Like most states, California has failed to provide an effective safety net for the more than 4,000 children who age out of its foster care system each year.
In ordinary circumstances, young adults count on continued financial and emotional support from their families and are almost never completely on their own after turning 18.
A typical parent spends an average of $44,500 on a child after he or she becomes an adult, "and that doesn't include the kid being still in his room at home," said Robert Fellmeth, executive director of Children's Advocacy Institute, based at the University of San Diego School of Law.
By contrast, foster youths get a median of $5,000 in public support after aging out of care.
"Most kids don't get anything," Fellmeth said. "Most kids get zero. (They get) 'Hit the streets with your clothes in your trash bag.'"
One study says that at least one in five former foster children becomes homeless within a few years of becoming a legal adult.
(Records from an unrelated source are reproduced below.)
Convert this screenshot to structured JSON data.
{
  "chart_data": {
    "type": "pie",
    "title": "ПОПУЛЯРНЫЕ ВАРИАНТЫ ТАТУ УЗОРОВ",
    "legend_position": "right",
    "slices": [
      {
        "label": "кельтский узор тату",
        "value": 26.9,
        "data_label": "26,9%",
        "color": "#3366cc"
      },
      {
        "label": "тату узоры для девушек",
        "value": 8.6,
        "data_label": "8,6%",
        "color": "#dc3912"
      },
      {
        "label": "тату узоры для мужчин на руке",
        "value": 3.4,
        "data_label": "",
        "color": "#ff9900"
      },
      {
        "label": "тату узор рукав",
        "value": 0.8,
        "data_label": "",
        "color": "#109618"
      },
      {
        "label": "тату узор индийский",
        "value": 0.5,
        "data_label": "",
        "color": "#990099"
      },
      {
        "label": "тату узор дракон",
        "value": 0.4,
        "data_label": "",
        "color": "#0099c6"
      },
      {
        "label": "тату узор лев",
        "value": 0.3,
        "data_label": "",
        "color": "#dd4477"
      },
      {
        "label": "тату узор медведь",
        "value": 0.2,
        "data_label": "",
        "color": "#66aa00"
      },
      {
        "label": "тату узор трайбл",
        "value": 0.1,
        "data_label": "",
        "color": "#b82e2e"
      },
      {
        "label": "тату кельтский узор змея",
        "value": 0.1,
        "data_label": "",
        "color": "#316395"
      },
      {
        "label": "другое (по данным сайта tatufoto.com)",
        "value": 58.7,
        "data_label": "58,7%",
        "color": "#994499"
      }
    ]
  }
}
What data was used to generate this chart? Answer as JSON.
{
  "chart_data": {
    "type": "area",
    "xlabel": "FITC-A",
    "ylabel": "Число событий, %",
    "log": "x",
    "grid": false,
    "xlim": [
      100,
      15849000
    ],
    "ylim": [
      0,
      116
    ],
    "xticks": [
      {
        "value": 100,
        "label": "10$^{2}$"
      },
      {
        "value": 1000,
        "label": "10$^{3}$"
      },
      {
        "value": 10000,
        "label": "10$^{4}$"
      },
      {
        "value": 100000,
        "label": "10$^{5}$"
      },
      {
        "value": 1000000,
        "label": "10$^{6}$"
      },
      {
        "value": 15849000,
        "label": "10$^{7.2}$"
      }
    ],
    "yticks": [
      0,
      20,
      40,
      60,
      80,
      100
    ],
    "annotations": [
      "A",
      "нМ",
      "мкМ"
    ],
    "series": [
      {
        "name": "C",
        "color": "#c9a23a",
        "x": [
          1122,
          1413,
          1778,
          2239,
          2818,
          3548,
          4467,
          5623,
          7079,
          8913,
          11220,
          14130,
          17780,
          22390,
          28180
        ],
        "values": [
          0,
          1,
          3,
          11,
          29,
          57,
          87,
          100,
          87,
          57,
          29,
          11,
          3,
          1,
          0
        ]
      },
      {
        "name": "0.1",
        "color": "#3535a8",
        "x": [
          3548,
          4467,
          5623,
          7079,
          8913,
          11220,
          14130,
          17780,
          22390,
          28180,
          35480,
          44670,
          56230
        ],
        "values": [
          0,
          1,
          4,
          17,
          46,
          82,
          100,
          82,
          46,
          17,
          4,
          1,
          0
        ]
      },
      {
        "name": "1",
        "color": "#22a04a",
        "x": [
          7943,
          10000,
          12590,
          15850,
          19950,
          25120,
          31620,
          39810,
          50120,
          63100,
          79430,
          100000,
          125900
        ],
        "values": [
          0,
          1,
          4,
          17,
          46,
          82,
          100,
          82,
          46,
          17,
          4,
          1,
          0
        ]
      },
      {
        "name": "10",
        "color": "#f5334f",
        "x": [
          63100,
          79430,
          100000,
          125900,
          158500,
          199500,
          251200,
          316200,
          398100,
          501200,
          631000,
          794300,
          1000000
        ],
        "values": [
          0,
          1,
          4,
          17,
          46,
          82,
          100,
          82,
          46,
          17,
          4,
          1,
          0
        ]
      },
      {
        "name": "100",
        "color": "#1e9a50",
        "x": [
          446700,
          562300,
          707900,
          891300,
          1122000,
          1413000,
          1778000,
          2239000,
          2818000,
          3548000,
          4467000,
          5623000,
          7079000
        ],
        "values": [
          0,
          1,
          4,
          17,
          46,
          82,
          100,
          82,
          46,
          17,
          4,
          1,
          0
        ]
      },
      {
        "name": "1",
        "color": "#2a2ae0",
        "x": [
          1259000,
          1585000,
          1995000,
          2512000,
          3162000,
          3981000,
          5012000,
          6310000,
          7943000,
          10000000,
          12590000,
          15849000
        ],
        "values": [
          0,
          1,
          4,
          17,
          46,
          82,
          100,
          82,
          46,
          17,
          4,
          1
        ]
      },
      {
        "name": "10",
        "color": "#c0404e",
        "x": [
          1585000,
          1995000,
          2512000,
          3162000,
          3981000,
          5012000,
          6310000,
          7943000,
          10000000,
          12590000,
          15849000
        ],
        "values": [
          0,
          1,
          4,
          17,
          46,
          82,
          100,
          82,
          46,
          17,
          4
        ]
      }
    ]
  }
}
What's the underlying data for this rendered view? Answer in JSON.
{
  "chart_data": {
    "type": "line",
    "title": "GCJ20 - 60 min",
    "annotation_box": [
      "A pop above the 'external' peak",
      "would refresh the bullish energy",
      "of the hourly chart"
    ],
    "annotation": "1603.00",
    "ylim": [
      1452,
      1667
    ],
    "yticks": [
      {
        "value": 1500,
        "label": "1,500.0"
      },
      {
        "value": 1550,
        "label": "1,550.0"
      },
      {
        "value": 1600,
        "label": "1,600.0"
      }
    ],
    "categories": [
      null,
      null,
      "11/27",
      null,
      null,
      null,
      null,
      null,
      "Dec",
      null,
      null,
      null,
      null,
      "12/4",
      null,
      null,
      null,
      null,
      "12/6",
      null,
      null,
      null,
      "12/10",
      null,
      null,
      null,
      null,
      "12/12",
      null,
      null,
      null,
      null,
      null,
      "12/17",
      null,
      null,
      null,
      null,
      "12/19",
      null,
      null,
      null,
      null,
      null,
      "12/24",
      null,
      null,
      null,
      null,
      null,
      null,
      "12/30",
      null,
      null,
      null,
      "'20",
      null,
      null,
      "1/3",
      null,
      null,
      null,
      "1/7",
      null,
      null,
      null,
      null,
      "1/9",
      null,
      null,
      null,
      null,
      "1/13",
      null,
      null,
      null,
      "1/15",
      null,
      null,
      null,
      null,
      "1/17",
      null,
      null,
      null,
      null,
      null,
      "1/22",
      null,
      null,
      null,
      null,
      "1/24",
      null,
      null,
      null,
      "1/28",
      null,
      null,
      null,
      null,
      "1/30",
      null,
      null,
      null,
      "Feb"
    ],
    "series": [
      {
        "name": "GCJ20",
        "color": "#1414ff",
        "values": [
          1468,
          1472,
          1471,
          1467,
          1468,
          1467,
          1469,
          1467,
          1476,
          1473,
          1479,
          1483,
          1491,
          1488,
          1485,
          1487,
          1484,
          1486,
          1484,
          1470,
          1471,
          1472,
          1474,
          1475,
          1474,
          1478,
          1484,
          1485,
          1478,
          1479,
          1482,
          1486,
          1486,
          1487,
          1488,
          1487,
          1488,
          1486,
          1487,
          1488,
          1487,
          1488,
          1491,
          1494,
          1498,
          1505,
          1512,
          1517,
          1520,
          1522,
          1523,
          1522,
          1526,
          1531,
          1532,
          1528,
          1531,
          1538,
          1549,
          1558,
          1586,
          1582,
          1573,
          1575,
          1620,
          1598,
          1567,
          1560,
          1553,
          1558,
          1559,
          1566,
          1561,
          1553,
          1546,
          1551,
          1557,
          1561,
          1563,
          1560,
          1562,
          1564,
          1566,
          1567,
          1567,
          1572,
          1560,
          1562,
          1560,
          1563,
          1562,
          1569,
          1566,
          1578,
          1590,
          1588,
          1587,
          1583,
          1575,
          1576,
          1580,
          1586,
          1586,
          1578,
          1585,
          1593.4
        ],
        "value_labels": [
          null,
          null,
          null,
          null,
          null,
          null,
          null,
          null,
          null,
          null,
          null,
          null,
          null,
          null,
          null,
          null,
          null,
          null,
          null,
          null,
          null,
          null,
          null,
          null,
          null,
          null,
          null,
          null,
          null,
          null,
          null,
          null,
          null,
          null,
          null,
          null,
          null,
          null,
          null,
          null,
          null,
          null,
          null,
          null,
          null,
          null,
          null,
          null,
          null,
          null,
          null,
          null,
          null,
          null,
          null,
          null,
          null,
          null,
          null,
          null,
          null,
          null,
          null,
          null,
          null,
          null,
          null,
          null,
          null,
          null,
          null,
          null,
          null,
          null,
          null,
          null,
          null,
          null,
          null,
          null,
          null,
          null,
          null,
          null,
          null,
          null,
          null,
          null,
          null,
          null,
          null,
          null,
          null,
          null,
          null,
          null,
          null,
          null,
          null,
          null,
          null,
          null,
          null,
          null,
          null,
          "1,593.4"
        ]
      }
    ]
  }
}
Other research, using broader criteria for homelessness, sets the figure as high as half.
In recent years, a growing number of programs have begun trying to help better prepare foster children for independence.
But public and volunteer services remain fragmented, sporadic and largely symbolic, Fellmeth said.
"The problem is scale," he said. "The problem is (lawmakers) want to feel good and not spend the money."
In the face of tough odds, some former foster youths do manage to finish their education and build productive lives, many with the help of service programs.
"There are some points of light," Fellmeth said. "But these are all points of light that are dots. When you look up at the night sky, there are lots of points of light but it's still dark."
Two bills pending in the state Legislature this year could help prevent foster youths from becoming homeless.
One, AB845, would add $15.5 million to THP-Plus, a state-funded transitional housing program for former foster youth ages 18 to 24.
Right now, the program can only house 167 young adults statewide.
The new money, also recommended in Gov. Arnold Schwarzenegger's budget, would expand that to 1,000 enough for about a quarter of those who become homeless after aging out of foster care, said Amy Lemley, policy director at the John
Burton Foundation for Children without Homes.
"It's still not meeting the goal, but it would be a significant investment," she said.
The proposal seems to be winning support from both sides of the aisle, Lemley said.
Another bill, AB1331, would allow teenagers with serious mental or physical disabilities to apply for Supplemental Security Income before aging out of foster care.
About 15 percent of youths leaving the foster system potentially are eligible for SSI, but only 3 percent receive the payments, Lemley said.
Waiting until 18 is too late: The average time to process and review an SSI application is more than 440 days.
"For a youth with a serious mental health or physical disability, they've often just disappeared by then," Lemley said.
Although not on the legislative agenda, two larger reforms could brighten the future of foster youths, Lemley said.
The first is allowing youths to voluntarily remain in care until age 21, as New York and Illinois do. Because of California's large caseload and the potential cost that would result, such a move likely would require federal support, Lemley said.
Equally important are efforts to support fragile families, keeping children out of foster placement in the first place, Lemley said.
"Foster care was never designed to be a long-term environment to raise children," she said. "It just doesn't have the rich support that a family provides. A family's a lot more than just a program."
Only a fraction of families contacted by child protective services departments end up having children removed from their home. New models offer voluntary services to the rest, and many take them up on it, Lemley said. Such strategies can be nudged along by waiving rules to allow federal child welfare dollars to be spent on children not in foster care.
Along with the Children's Advocacy Institute, Fellmeth proposes a more radical solution.
In the five years after foster children emancipate from care, the state should commit to spending $47,000 on each of its former charges, Fellmeth said.
Guardians would act as parents normally do, ensuring the money is spent according to a predetermined plan integrating housing, education, job training and other needs.
The commitment would cost the state $160 million but would save twice that much in costs of incarceration, welfare and lost productivity, according to the group's cost-benefit analysis, Fellmeth said.
So far, he says, legislators have been unenthusiastic about finding money to pay for the guardianship plan. And the Mental Health Services Act, which includes former foster youths among its target populations, distributes its tax revenue according to plans designed by individual counties.
Society would be more concerned about the needs of former foster youths if more people got to meet them, Fellmeth said.
"They are very deserving people," he said. "These are kids who are trying, kids who have been mistreated and all they care about is their sibling and the parent who mistreated them. They have total generosity of spirit."